Y en el año 109 a. C. Mitrídates recuperaba el título de Rey de Reyes, un hecho que habla por sí mismo de las convicciones iranias de los partos. Una cosa que Sulla, gobernador de Cilicia, no parece entender cuando en el 92 a. C. los embajadores del gran Rey se entrevistaron con él junto al Éufrates, para acordarlo como frontera. A partir de entonces, las regiones del oeste se verían siempre en disputa. La larga lista de guerras, avances y retrocesos de ambos imperios es bien conocida, por lo que cabe resumirlas con brevedad. En el año 53 a. C. Craso sufrió una derrota total en Carras frente a las tropas de Orodes II, dirigidas por Surena. En los años 51 y 40 a. C., sendas expediciones de Pacoro y del mismo en unión con Labieno -un ex embajador romano- estuvieron a punto de restaurar el imperio aqueménida en su totalidad. Luego la situación se mantendría inestable hasta la firma de un tratado de paz con Augusto. Roma hubo de reconocer al imperio parto su condición de gran potencia. El siglo II d. C. subía al trono Artabano II y, poco después, Vologeses I, que acuñaría monedas con leyendas en pahievi-arsácida y en cuya época, según una tradición bien extendida, se redactó por escrito el "Avesta". Durante el siglo II, Ctesifonte caería varias veces en manos romanas -con Trajano (115), Marco Aurelio (165) y Septimio Severo (198)-, pero la misma reiteración es indicio de la inutilidad de la conquista.

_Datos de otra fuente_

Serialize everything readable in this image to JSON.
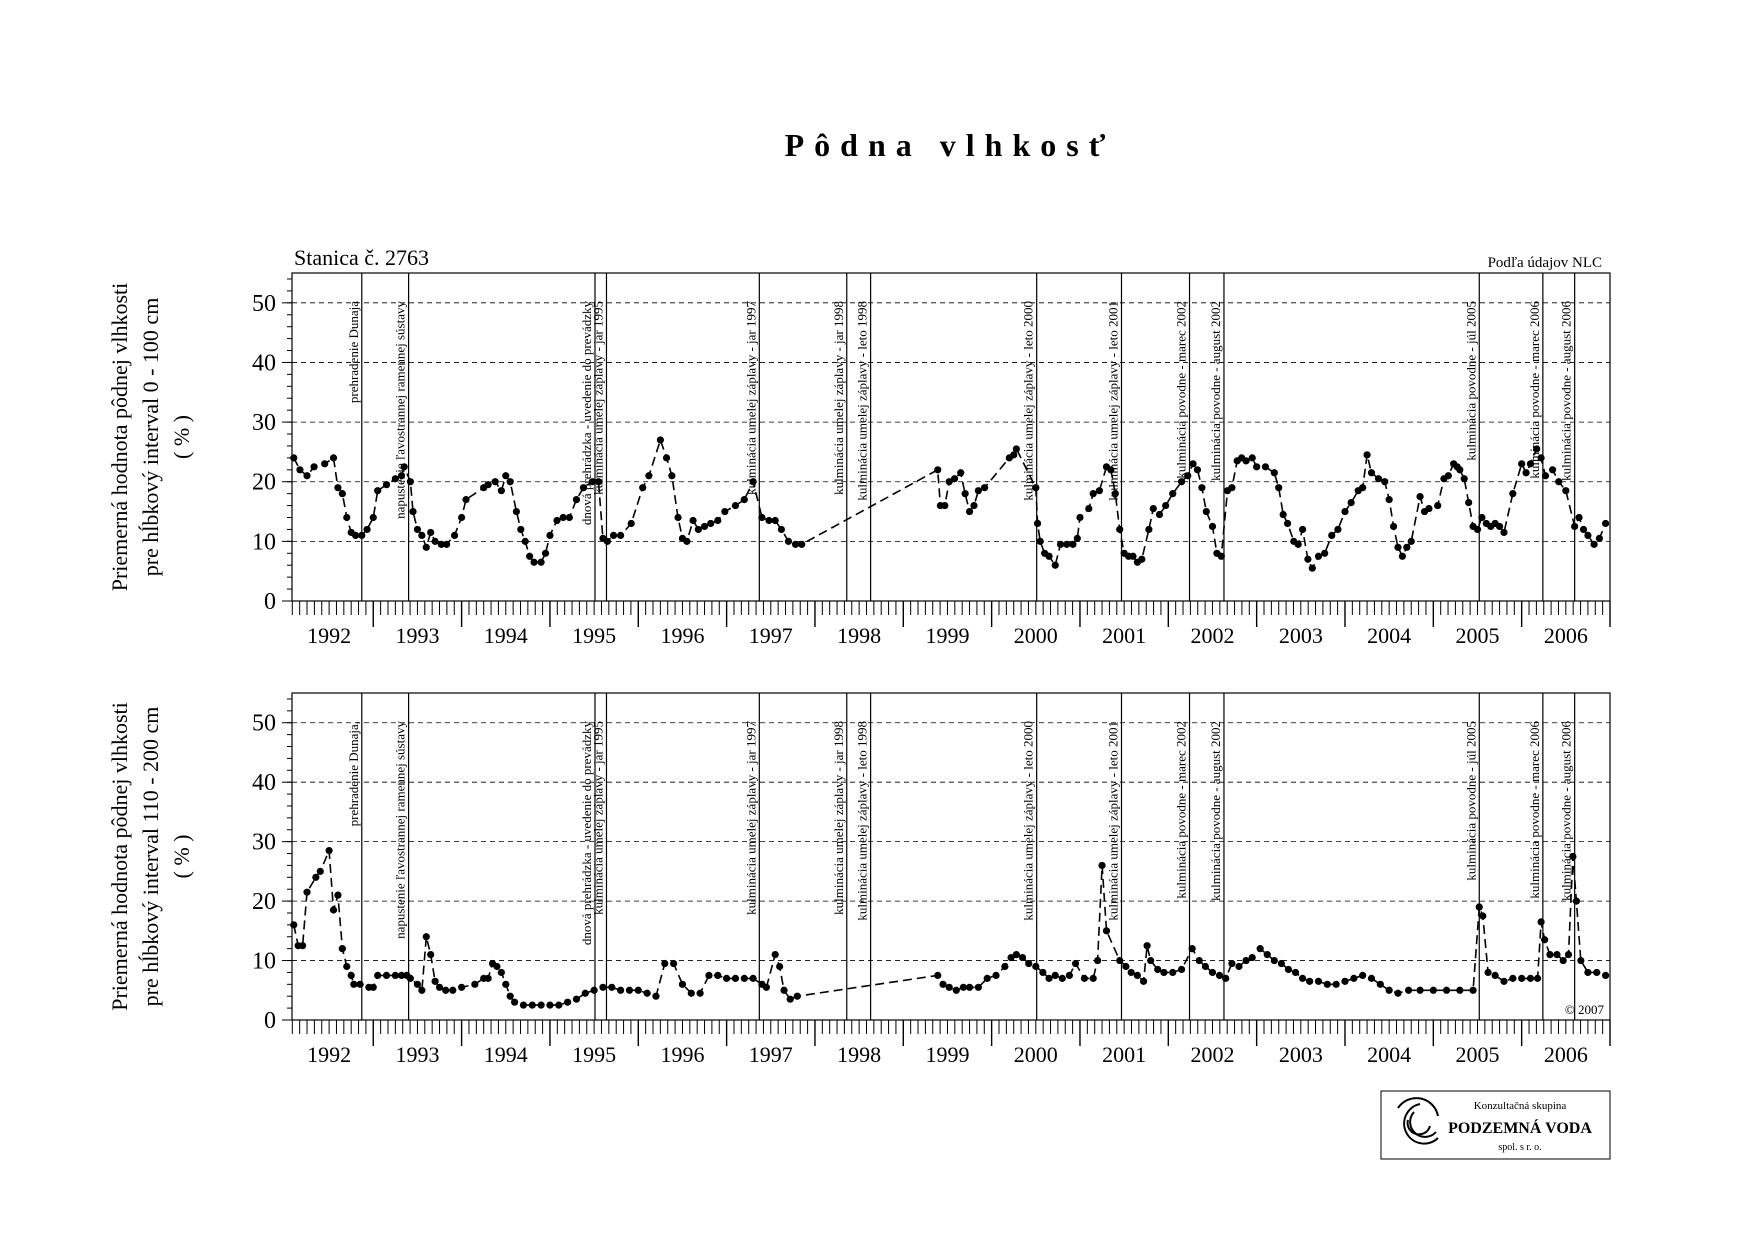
{
  "title": "Pôdna vlhkosť",
  "logo": {
    "line1": "Konzultačná skupina",
    "line2": "PODZEMNÁ VODA",
    "line3": "spol. s r. o."
  },
  "chart_data": [
    {
      "type": "line",
      "subtitle": "Stanica č. 2763",
      "source": "Podľa údajov NLC",
      "ylabel": [
        "Priemerná hodnota pôdnej vlhkosti",
        "pre hĺbkový interval 0 - 100 cm",
        "( % )"
      ],
      "color": "#000000",
      "grid": true,
      "xlim": [
        1992.08,
        2007.0
      ],
      "xticks": [
        {
          "value": 1992.5,
          "label": "1992"
        },
        {
          "value": 1993.5,
          "label": "1993"
        },
        {
          "value": 1994.5,
          "label": "1994"
        },
        {
          "value": 1995.5,
          "label": "1995"
        },
        {
          "value": 1996.5,
          "label": "1996"
        },
        {
          "value": 1997.5,
          "label": "1997"
        },
        {
          "value": 1998.5,
          "label": "1998"
        },
        {
          "value": 1999.5,
          "label": "1999"
        },
        {
          "value": 2000.5,
          "label": "2000"
        },
        {
          "value": 2001.5,
          "label": "2001"
        },
        {
          "value": 2002.5,
          "label": "2002"
        },
        {
          "value": 2003.5,
          "label": "2003"
        },
        {
          "value": 2004.5,
          "label": "2004"
        },
        {
          "value": 2005.5,
          "label": "2005"
        },
        {
          "value": 2006.5,
          "label": "2006"
        }
      ],
      "ylim": [
        0,
        55
      ],
      "yticks": [
        0,
        10,
        20,
        30,
        40,
        50
      ],
      "events": [
        {
          "x": 1992.87,
          "label": "prehradenie Dunaja"
        },
        {
          "x": 1993.4,
          "label": "napustenie ľavostrannej ramennej sústavy"
        },
        {
          "x": 1995.51,
          "label": "dnová prehrádzka - uvedenie do prevádzky"
        },
        {
          "x": 1995.64,
          "label": "kulminácia umelej záplavy - jar 1995"
        },
        {
          "x": 1997.37,
          "label": "kulminácia umelej záplavy - jar 1997"
        },
        {
          "x": 1998.36,
          "label": "kulminácia umelej záplavy - jar 1998"
        },
        {
          "x": 1998.63,
          "label": "kulminácia umelej záplavy - leto 1998"
        },
        {
          "x": 2000.51,
          "label": "kulminácia umelej záplavy - leto 2000"
        },
        {
          "x": 2001.47,
          "label": "kulminácia umelej záplavy - leto 2001"
        },
        {
          "x": 2002.24,
          "label": "kulminácia povodne - marec 2002"
        },
        {
          "x": 2002.63,
          "label": "kulminácia povodne - august 2002"
        },
        {
          "x": 2005.52,
          "label": "kulminácia povodne - júl 2005"
        },
        {
          "x": 2006.24,
          "label": "kulminácia povodne - marec 2006"
        },
        {
          "x": 2006.6,
          "label": "kulminácia povodne - august 2006"
        }
      ],
      "x": [
        1992.1,
        1992.17,
        1992.25,
        1992.33,
        1992.45,
        1992.55,
        1992.6,
        1992.65,
        1992.7,
        1992.75,
        1992.8,
        1992.87,
        1992.93,
        1993.0,
        1993.05,
        1993.15,
        1993.25,
        1993.32,
        1993.35,
        1993.42,
        1993.45,
        1993.5,
        1993.55,
        1993.6,
        1993.65,
        1993.7,
        1993.77,
        1993.83,
        1993.92,
        1994.0,
        1994.05,
        1994.25,
        1994.3,
        1994.38,
        1994.45,
        1994.5,
        1994.55,
        1994.62,
        1994.67,
        1994.72,
        1994.77,
        1994.82,
        1994.9,
        1994.95,
        1995.0,
        1995.08,
        1995.15,
        1995.22,
        1995.3,
        1995.38,
        1995.48,
        1995.55,
        1995.6,
        1995.65,
        1995.72,
        1995.8,
        1995.92,
        1996.05,
        1996.12,
        1996.25,
        1996.32,
        1996.38,
        1996.45,
        1996.5,
        1996.55,
        1996.62,
        1996.68,
        1996.75,
        1996.82,
        1996.9,
        1996.98,
        1997.1,
        1997.2,
        1997.3,
        1997.4,
        1997.48,
        1997.55,
        1997.62,
        1997.7,
        1997.78,
        1997.85,
        1999.39,
        1999.42,
        1999.47,
        1999.52,
        1999.58,
        1999.65,
        1999.7,
        1999.75,
        1999.8,
        1999.85,
        1999.92,
        2000.2,
        2000.25,
        2000.28,
        2000.5,
        2000.52,
        2000.55,
        2000.6,
        2000.65,
        2000.72,
        2000.78,
        2000.85,
        2000.92,
        2000.97,
        2001.0,
        2001.1,
        2001.15,
        2001.22,
        2001.3,
        2001.35,
        2001.4,
        2001.45,
        2001.5,
        2001.55,
        2001.6,
        2001.65,
        2001.7,
        2001.78,
        2001.83,
        2001.9,
        2001.97,
        2002.05,
        2002.15,
        2002.22,
        2002.28,
        2002.33,
        2002.38,
        2002.43,
        2002.5,
        2002.55,
        2002.6,
        2002.67,
        2002.72,
        2002.78,
        2002.83,
        2002.88,
        2002.95,
        2003.0,
        2003.1,
        2003.2,
        2003.25,
        2003.3,
        2003.35,
        2003.42,
        2003.47,
        2003.52,
        2003.58,
        2003.63,
        2003.7,
        2003.77,
        2003.85,
        2003.92,
        2004.0,
        2004.07,
        2004.15,
        2004.2,
        2004.25,
        2004.3,
        2004.38,
        2004.45,
        2004.5,
        2004.55,
        2004.6,
        2004.65,
        2004.7,
        2004.75,
        2004.85,
        2004.9,
        2004.95,
        2005.05,
        2005.12,
        2005.17,
        2005.23,
        2005.27,
        2005.3,
        2005.35,
        2005.4,
        2005.45,
        2005.5,
        2005.55,
        2005.6,
        2005.65,
        2005.7,
        2005.75,
        2005.8,
        2005.9,
        2006.0,
        2006.05,
        2006.1,
        2006.17,
        2006.22,
        2006.27,
        2006.35,
        2006.42,
        2006.5,
        2006.6,
        2006.65,
        2006.7,
        2006.75,
        2006.82,
        2006.88,
        2006.95
      ],
      "values": [
        24,
        22,
        21,
        22.5,
        23,
        24,
        19,
        18,
        14,
        11.5,
        11,
        11,
        12,
        14,
        18.5,
        19.5,
        20.5,
        21,
        22.5,
        20,
        15,
        12,
        11,
        9,
        11.5,
        10,
        9.5,
        9.5,
        11,
        14,
        17,
        19,
        19.5,
        20,
        18.5,
        21,
        20,
        15,
        12,
        10,
        7.5,
        6.5,
        6.5,
        8,
        11,
        13.5,
        14,
        14,
        17,
        19,
        20,
        20,
        10.5,
        10,
        11,
        11,
        13,
        19,
        21,
        27,
        24,
        21,
        14,
        10.5,
        10,
        13.5,
        12,
        12.5,
        13,
        13.5,
        15,
        16,
        17,
        20,
        14,
        13.5,
        13.5,
        12,
        10,
        9.5,
        9.5,
        22,
        16,
        16,
        20,
        20.5,
        21.5,
        18,
        15,
        16,
        18.5,
        19,
        24,
        24.5,
        25.5,
        19,
        13,
        10,
        8,
        7.5,
        6,
        9.5,
        9.5,
        9.5,
        10.5,
        14,
        15.5,
        18,
        18.5,
        22.5,
        22,
        18,
        12,
        8,
        7.5,
        7.5,
        6.5,
        7,
        12,
        15.5,
        14.5,
        16,
        18,
        20,
        21,
        23,
        22,
        19,
        15,
        12.5,
        8,
        7.5,
        18.5,
        19,
        23.5,
        24,
        23.5,
        24,
        22.5,
        22.5,
        21.5,
        19,
        14.5,
        13,
        10,
        9.5,
        12,
        7,
        5.5,
        7.5,
        8,
        11,
        12,
        15,
        16.5,
        18.5,
        19,
        24.5,
        21.5,
        20.5,
        20,
        17,
        12.5,
        9,
        7.5,
        9,
        10,
        17.5,
        15,
        15.5,
        16,
        20.5,
        21,
        23,
        22.5,
        22,
        20.5,
        16.5,
        12.5,
        12,
        14,
        13,
        12.5,
        13,
        12.5,
        11.5,
        18,
        23,
        21.5,
        23,
        25.5,
        24,
        21,
        22,
        20,
        18.5,
        12.5,
        14,
        12,
        11,
        9.5,
        10.5,
        13
      ]
    },
    {
      "type": "line",
      "annotation": "© 2007",
      "ylabel": [
        "Priemerná hodnota pôdnej vlhkosti",
        "pre hĺbkový interval 110 - 200 cm",
        "( % )"
      ],
      "color": "#000000",
      "grid": true,
      "xlim": [
        1992.08,
        2007.0
      ],
      "xticks": [
        {
          "value": 1992.5,
          "label": "1992"
        },
        {
          "value": 1993.5,
          "label": "1993"
        },
        {
          "value": 1994.5,
          "label": "1994"
        },
        {
          "value": 1995.5,
          "label": "1995"
        },
        {
          "value": 1996.5,
          "label": "1996"
        },
        {
          "value": 1997.5,
          "label": "1997"
        },
        {
          "value": 1998.5,
          "label": "1998"
        },
        {
          "value": 1999.5,
          "label": "1999"
        },
        {
          "value": 2000.5,
          "label": "2000"
        },
        {
          "value": 2001.5,
          "label": "2001"
        },
        {
          "value": 2002.5,
          "label": "2002"
        },
        {
          "value": 2003.5,
          "label": "2003"
        },
        {
          "value": 2004.5,
          "label": "2004"
        },
        {
          "value": 2005.5,
          "label": "2005"
        },
        {
          "value": 2006.5,
          "label": "2006"
        }
      ],
      "ylim": [
        0,
        55
      ],
      "yticks": [
        0,
        10,
        20,
        30,
        40,
        50
      ],
      "events": [
        {
          "x": 1992.87,
          "label": "prehradenie Dunaja,"
        },
        {
          "x": 1993.4,
          "label": "napustenie ľavostrannej ramennej sústavy"
        },
        {
          "x": 1995.51,
          "label": "dnová prehrádzka - uvedenie do prevádzky"
        },
        {
          "x": 1995.64,
          "label": "kulminácia umelej záplavy - jar 1995"
        },
        {
          "x": 1997.37,
          "label": "kulminácia umelej záplavy - jar 1997"
        },
        {
          "x": 1998.36,
          "label": "kulminácia umelej záplavy - jar 1998"
        },
        {
          "x": 1998.63,
          "label": "kulminácia umelej záplavy - leto 1998"
        },
        {
          "x": 2000.51,
          "label": "kulminácia umelej záplavy - leto 2000"
        },
        {
          "x": 2001.47,
          "label": "kulminácia umelej záplavy - leto 2001"
        },
        {
          "x": 2002.24,
          "label": "kulminácia povodne - marec 2002"
        },
        {
          "x": 2002.63,
          "label": "kulminácia povodne - august 2002"
        },
        {
          "x": 2005.52,
          "label": "kulminácia povodne - júl 2005"
        },
        {
          "x": 2006.24,
          "label": "kulminácia povodne - marec 2006"
        },
        {
          "x": 2006.6,
          "label": "kulminácia povodne - august 2006"
        }
      ],
      "x": [
        1992.1,
        1992.15,
        1992.2,
        1992.25,
        1992.35,
        1992.4,
        1992.5,
        1992.55,
        1992.6,
        1992.65,
        1992.7,
        1992.75,
        1992.78,
        1992.85,
        1992.95,
        1993.0,
        1993.05,
        1993.15,
        1993.25,
        1993.32,
        1993.38,
        1993.42,
        1993.5,
        1993.55,
        1993.6,
        1993.65,
        1993.7,
        1993.75,
        1993.82,
        1993.9,
        1994.0,
        1994.15,
        1994.25,
        1994.3,
        1994.35,
        1994.4,
        1994.45,
        1994.5,
        1994.55,
        1994.6,
        1994.7,
        1994.8,
        1994.9,
        1995.0,
        1995.1,
        1995.2,
        1995.3,
        1995.4,
        1995.5,
        1995.6,
        1995.7,
        1995.8,
        1995.9,
        1996.0,
        1996.1,
        1996.2,
        1996.3,
        1996.4,
        1996.5,
        1996.6,
        1996.7,
        1996.8,
        1996.9,
        1997.0,
        1997.1,
        1997.2,
        1997.3,
        1997.4,
        1997.45,
        1997.55,
        1997.6,
        1997.65,
        1997.72,
        1997.8,
        1999.39,
        1999.45,
        1999.52,
        1999.6,
        1999.68,
        1999.75,
        1999.85,
        1999.95,
        2000.05,
        2000.15,
        2000.22,
        2000.28,
        2000.35,
        2000.42,
        2000.5,
        2000.58,
        2000.65,
        2000.72,
        2000.8,
        2000.88,
        2000.95,
        2001.05,
        2001.15,
        2001.2,
        2001.25,
        2001.3,
        2001.45,
        2001.52,
        2001.58,
        2001.65,
        2001.72,
        2001.76,
        2001.8,
        2001.88,
        2001.95,
        2002.05,
        2002.15,
        2002.27,
        2002.35,
        2002.42,
        2002.5,
        2002.58,
        2002.65,
        2002.72,
        2002.8,
        2002.88,
        2002.95,
        2003.04,
        2003.12,
        2003.2,
        2003.28,
        2003.36,
        2003.44,
        2003.52,
        2003.6,
        2003.7,
        2003.8,
        2003.9,
        2004.0,
        2004.1,
        2004.2,
        2004.3,
        2004.4,
        2004.5,
        2004.6,
        2004.72,
        2004.85,
        2005.0,
        2005.15,
        2005.3,
        2005.45,
        2005.52,
        2005.56,
        2005.62,
        2005.7,
        2005.8,
        2005.9,
        2006.0,
        2006.1,
        2006.18,
        2006.22,
        2006.26,
        2006.32,
        2006.4,
        2006.47,
        2006.53,
        2006.58,
        2006.62,
        2006.67,
        2006.75,
        2006.85,
        2006.95
      ],
      "values": [
        16,
        12.5,
        12.5,
        21.5,
        24,
        25,
        28.5,
        18.5,
        21,
        12,
        9,
        7.5,
        6,
        6,
        5.5,
        5.5,
        7.5,
        7.5,
        7.5,
        7.5,
        7.5,
        7,
        6,
        5,
        14,
        11,
        6.5,
        5.5,
        5,
        5,
        5.5,
        6,
        7,
        7,
        9.5,
        9,
        8,
        6,
        4,
        3,
        2.5,
        2.5,
        2.5,
        2.5,
        2.5,
        3,
        3.5,
        4.5,
        5,
        5.5,
        5.5,
        5,
        5,
        5,
        4.5,
        4,
        9.5,
        9.5,
        6,
        4.5,
        4.5,
        7.5,
        7.5,
        7,
        7,
        7,
        7,
        6,
        5.5,
        11,
        9,
        5,
        3.5,
        4,
        7.5,
        6,
        5.5,
        5,
        5.5,
        5.5,
        5.5,
        7,
        7.5,
        9,
        10.5,
        11,
        10.5,
        9.5,
        9,
        8,
        7,
        7.5,
        7,
        7.5,
        9.5,
        7,
        7,
        10,
        26,
        15,
        10,
        9,
        8,
        7.5,
        6.5,
        12.5,
        10,
        8.5,
        8,
        8,
        8.5,
        12,
        10,
        9,
        8,
        7.5,
        7,
        9.5,
        9,
        10,
        10.5,
        12,
        11,
        10,
        9.5,
        8.5,
        8,
        7,
        6.5,
        6.5,
        6,
        6,
        6.5,
        7,
        7.5,
        7,
        6,
        5,
        4.5,
        5,
        5,
        5,
        5,
        5,
        5,
        19,
        17.5,
        8,
        7.5,
        6.5,
        7,
        7,
        7,
        7,
        16.5,
        13.5,
        11,
        11,
        10,
        11,
        27.5,
        20,
        10,
        8,
        8,
        7.5
      ]
    }
  ]
}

Vologeses IV (148-191) invadió toda Siria y las ciudades le aclamaron como libertador. Y un emperador, Macrino, que perdió varias batallas ante Artabano IV, tendría que firmar una paz con él. Mientras tanto, en el este, el imperio Kushan había llegado a su máximo esplendor. Las buenas relaciones con el Irán de los partos se habían debilitado y el peligro parecía cernirse otra vez. Pero la reacción irania sería dirigida por nuevos jefes, porque en torno al 224 d. C. los arsácidas dejaban de reinar. En la región de la antigua Persia un señor local, Ardasir, se levantó y venció a su rey. Con él nacería el último de los imperios iranios, el de la casa de Sasán. El Imperio parto duró 475 años. Con razón K. Schippmann se pregunta dónde está la larga agonía que se le atribuye si, citando a K. H. Ziegler, resulta evidente que los romanos no la vieron. Pues ni Caracalla ni Macrino la percibieron según los documentos que Herodiano nos transmitió (IV, 10-2: V, 1-4). La convicción de sentirse iranios y herederos del mundo aqueménida resulta manifiesta en muchos de sus rasgos culturales y políticos. Sólo cuando recuperaron la mayor parte del antiguo imperio restauraron la vieja titulatura: Gran Rey y Rey de Reyes. J. Wolski acentúa que los arsácidas poseían el iranismo como centro de su ideología política. El filohelenismo no era más que un acercamiento integrador a un sector importante del imperio, lo mismo que Ciro se llamó a sí mismo devoto de Marduk. La carta de Artabano II (Tácito, "Anales" VI, 31), tantas veces citada, es más que elocuente: pide la devolución de todos los territorios que habían pertenecido a los aqueménidas.